Мы медленно и осторожно прокрались на верхний этаж. Нас оглушила какая-то дурацкая барабанная поп-музыка. Мы подобрались к самой двери и по очереди заглянули в щель. Я увидел молоденькую девушку в черном свитере и выцветших джинсах: она весело выделывала антраша перед проигрывателем. Белокурая, вся в коротких кудряшках, невысокого роста, с довольно решительным лицом, она была необыкновенно привлекательна. Нас она не заметила и выделывала свои антраша в каком-то другом, куда более счастливом мире, может быть, на иной планете.

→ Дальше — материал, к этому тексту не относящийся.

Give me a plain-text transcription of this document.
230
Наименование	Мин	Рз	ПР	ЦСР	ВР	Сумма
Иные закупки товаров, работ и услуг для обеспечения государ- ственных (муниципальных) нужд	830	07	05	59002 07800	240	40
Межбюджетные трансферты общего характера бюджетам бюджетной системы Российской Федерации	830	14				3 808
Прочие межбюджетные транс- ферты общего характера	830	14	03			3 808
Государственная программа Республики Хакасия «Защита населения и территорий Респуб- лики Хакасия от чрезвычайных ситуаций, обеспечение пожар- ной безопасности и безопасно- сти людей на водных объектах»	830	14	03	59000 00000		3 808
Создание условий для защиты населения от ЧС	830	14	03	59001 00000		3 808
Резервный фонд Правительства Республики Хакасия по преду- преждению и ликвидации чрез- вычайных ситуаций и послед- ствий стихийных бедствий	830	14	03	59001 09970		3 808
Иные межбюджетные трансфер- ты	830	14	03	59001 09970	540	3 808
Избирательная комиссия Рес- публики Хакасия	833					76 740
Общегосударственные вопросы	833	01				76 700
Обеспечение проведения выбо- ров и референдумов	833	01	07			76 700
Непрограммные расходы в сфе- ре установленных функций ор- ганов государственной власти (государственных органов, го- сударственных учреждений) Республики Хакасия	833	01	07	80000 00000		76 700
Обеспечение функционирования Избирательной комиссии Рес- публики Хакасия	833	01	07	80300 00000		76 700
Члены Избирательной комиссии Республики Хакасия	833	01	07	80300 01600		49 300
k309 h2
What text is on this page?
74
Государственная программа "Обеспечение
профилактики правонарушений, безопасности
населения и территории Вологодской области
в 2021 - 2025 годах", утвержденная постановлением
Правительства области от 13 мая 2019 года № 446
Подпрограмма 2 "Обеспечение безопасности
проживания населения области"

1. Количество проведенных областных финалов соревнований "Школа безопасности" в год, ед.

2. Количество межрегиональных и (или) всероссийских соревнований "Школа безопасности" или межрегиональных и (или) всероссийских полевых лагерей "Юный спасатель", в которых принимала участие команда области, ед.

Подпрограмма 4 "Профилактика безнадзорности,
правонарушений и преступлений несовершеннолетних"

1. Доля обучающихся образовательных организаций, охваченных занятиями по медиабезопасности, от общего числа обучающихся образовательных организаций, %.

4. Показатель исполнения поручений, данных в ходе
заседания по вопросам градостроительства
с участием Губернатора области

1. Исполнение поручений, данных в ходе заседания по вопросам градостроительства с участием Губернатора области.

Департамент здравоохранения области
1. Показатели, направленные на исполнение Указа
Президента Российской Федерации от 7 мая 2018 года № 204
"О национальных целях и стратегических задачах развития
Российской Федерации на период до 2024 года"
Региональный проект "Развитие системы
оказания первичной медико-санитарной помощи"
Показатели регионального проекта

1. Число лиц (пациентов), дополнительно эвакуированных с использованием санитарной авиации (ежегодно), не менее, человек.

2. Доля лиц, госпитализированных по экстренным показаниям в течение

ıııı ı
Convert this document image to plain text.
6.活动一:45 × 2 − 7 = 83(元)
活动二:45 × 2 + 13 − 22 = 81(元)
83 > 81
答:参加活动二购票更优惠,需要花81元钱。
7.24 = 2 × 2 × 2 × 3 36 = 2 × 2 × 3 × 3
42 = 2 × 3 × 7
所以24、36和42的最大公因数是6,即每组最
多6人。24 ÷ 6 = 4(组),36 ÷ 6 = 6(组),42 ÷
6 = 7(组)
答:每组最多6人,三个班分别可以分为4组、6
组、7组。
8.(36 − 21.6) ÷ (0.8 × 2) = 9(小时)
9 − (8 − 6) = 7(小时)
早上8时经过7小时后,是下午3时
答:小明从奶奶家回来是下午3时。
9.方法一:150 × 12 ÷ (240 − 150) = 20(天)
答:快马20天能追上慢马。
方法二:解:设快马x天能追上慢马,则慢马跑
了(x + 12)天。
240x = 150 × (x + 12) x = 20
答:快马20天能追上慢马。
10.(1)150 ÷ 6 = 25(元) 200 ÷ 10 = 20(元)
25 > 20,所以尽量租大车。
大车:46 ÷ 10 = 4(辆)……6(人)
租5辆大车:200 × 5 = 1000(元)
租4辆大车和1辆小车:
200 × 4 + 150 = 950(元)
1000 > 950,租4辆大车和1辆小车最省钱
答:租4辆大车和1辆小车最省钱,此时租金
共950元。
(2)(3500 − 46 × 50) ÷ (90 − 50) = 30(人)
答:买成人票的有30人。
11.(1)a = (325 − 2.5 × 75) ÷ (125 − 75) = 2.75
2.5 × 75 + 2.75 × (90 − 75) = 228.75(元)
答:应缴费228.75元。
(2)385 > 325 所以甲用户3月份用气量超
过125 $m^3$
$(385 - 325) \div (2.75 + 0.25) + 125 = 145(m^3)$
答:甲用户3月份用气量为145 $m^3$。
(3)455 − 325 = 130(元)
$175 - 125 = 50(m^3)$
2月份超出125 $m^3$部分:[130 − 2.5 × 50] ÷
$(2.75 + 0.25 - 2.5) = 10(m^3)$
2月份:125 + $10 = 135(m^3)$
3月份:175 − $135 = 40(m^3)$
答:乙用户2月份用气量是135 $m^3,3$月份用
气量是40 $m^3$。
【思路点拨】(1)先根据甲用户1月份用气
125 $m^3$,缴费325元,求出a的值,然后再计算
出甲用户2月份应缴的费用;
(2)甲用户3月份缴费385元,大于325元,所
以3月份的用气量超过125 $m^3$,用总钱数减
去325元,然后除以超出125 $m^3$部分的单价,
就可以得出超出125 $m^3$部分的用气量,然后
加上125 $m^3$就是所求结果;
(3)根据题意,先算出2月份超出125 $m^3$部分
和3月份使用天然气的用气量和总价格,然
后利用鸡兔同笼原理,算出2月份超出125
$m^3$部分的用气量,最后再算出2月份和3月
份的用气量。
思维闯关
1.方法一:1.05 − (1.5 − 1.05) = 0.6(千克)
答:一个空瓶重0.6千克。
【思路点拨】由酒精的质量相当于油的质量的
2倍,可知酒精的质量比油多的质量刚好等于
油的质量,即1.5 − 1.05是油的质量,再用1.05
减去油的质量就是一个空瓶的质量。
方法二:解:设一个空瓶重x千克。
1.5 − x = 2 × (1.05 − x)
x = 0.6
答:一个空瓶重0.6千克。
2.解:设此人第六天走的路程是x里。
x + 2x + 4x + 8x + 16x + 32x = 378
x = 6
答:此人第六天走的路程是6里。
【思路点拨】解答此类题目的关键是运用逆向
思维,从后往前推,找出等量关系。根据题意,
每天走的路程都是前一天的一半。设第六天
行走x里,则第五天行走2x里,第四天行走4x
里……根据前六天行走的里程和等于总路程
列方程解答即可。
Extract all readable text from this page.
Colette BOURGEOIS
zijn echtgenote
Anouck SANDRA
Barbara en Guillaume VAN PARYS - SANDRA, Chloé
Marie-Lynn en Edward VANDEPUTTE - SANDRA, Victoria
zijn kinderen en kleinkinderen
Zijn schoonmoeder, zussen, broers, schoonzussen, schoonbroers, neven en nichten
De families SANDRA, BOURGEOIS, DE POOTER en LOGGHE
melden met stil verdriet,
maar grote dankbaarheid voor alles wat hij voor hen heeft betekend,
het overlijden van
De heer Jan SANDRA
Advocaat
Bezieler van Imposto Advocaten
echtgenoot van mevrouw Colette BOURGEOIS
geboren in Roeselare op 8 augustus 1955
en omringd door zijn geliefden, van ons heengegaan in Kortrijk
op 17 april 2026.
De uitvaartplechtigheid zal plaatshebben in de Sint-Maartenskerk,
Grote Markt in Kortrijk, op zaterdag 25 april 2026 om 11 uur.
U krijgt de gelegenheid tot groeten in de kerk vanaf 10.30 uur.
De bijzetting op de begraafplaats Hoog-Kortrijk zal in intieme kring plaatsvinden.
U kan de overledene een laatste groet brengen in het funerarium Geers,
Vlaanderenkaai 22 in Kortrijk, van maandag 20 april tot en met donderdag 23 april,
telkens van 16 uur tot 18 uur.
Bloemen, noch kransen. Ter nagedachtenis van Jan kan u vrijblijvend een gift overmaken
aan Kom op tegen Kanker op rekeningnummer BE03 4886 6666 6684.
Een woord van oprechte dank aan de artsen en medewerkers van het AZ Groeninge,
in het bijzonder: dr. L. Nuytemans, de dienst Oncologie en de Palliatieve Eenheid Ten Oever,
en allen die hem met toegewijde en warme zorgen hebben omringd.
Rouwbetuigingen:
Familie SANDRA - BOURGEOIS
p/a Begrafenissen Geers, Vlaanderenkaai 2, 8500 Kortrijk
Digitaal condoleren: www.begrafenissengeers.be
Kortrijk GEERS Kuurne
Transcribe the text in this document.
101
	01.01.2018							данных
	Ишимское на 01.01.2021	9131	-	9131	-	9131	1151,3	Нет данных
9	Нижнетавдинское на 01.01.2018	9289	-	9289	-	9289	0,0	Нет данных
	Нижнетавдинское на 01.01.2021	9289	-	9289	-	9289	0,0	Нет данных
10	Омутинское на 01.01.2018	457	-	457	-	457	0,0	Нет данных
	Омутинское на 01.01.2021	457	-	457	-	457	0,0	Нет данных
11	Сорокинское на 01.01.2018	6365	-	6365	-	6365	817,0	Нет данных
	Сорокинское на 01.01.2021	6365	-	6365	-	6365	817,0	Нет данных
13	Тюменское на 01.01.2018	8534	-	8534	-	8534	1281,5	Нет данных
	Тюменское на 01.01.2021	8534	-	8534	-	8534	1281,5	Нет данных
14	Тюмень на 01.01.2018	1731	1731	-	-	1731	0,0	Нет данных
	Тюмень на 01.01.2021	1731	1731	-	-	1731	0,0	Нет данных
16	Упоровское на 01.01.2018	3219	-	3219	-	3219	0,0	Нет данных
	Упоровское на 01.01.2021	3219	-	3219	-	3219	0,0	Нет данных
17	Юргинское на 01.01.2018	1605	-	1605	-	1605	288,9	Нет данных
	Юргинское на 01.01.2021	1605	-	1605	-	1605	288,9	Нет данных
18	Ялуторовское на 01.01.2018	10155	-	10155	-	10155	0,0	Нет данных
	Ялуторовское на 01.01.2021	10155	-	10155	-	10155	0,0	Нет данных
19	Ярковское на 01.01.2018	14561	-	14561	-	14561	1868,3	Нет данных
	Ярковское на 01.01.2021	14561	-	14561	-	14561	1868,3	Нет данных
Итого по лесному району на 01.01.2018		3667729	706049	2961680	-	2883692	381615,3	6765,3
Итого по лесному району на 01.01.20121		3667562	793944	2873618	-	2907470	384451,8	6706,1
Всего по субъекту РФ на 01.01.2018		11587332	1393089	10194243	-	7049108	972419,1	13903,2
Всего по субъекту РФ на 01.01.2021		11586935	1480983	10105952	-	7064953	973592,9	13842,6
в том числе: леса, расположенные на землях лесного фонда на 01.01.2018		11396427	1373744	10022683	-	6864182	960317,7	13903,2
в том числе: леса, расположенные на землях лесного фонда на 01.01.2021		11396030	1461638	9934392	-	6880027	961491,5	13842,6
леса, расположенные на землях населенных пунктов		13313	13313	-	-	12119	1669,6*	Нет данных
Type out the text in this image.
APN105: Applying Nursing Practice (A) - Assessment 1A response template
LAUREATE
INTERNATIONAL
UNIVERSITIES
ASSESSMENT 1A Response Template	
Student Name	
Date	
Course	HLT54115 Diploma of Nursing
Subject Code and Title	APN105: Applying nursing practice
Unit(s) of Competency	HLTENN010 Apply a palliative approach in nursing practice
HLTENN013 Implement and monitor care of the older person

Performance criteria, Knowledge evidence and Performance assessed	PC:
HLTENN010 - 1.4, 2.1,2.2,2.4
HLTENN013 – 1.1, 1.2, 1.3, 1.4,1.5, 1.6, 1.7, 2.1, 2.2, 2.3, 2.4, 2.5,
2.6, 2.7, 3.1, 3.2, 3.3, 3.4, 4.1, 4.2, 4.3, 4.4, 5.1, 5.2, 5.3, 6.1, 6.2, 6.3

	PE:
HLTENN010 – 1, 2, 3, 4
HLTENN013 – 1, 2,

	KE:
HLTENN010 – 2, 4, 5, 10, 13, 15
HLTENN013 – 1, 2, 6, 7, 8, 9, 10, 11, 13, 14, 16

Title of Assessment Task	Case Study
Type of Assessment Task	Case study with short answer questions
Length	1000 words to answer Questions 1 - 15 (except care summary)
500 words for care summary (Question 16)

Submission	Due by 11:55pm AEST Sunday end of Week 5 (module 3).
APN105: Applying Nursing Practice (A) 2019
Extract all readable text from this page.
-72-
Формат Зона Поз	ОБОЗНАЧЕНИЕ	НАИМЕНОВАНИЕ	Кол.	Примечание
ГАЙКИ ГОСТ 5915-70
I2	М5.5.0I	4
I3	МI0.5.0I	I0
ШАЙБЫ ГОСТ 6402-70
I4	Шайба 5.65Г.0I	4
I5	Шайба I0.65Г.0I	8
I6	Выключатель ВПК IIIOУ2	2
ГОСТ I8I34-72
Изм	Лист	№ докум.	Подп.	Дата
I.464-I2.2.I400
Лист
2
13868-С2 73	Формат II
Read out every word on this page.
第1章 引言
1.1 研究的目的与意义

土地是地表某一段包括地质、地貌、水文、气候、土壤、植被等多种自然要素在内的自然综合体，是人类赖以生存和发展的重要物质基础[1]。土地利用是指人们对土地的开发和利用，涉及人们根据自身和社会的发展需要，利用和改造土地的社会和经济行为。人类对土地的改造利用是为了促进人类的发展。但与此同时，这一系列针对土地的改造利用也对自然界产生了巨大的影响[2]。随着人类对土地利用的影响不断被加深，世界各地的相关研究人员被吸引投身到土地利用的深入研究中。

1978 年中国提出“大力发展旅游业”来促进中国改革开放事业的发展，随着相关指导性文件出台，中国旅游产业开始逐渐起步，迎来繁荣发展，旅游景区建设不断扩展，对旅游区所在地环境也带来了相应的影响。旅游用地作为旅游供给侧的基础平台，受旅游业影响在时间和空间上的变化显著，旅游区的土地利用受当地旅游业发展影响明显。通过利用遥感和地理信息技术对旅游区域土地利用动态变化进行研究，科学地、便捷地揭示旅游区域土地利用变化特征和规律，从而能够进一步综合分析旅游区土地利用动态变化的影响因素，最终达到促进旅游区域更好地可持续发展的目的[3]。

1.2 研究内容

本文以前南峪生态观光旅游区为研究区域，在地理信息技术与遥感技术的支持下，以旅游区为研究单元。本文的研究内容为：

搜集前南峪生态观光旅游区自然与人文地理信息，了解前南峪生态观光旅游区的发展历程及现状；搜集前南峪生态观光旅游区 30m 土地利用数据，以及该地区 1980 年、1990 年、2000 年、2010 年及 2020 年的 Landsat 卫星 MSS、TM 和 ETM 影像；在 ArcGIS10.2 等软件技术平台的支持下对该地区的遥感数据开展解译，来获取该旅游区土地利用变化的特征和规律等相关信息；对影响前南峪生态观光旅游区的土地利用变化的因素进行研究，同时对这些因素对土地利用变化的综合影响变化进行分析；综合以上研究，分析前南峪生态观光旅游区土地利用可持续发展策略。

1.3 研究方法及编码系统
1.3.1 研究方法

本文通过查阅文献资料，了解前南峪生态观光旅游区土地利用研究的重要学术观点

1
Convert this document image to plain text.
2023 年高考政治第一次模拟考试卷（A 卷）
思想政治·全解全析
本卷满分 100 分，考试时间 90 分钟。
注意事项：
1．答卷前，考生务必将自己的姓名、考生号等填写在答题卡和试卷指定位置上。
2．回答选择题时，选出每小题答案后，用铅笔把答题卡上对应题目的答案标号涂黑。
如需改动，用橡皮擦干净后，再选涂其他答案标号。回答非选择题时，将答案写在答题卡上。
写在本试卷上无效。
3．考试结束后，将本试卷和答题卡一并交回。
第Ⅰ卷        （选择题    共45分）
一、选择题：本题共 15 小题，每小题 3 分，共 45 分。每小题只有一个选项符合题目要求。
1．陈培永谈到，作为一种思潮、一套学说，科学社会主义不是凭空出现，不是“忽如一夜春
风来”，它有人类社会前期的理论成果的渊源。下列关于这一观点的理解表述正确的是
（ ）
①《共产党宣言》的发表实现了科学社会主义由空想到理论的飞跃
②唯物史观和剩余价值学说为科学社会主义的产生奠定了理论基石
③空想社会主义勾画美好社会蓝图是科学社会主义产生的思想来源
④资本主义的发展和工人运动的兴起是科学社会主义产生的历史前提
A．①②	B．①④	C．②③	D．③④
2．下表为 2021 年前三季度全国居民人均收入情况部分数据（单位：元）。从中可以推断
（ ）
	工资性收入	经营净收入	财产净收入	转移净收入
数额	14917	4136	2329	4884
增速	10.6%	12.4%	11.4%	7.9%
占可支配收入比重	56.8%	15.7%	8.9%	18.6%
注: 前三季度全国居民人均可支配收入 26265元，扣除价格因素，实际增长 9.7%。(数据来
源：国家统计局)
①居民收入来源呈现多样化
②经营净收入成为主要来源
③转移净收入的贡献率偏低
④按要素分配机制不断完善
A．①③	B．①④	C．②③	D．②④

Мы тихонько сползли вниз, ощущая на спине груз тысячелетий.

— Да, — сказал Хернкасл, когда снова можно было говорить. — Вот вам Нэнси, такой она была. Все повторяется.

— Только платье и музыка переменились, — откликнулась его жена, и что-то похожее на вздох вырвалось из ее уст.

Я почувствовал, что не должен молчать:

— Платье и музыка всегда меняются, верно?

Без сомнения, я мог бы сказать что-нибудь более мудрое или остроумное; но хватит, пора уже кончать нашу повесть.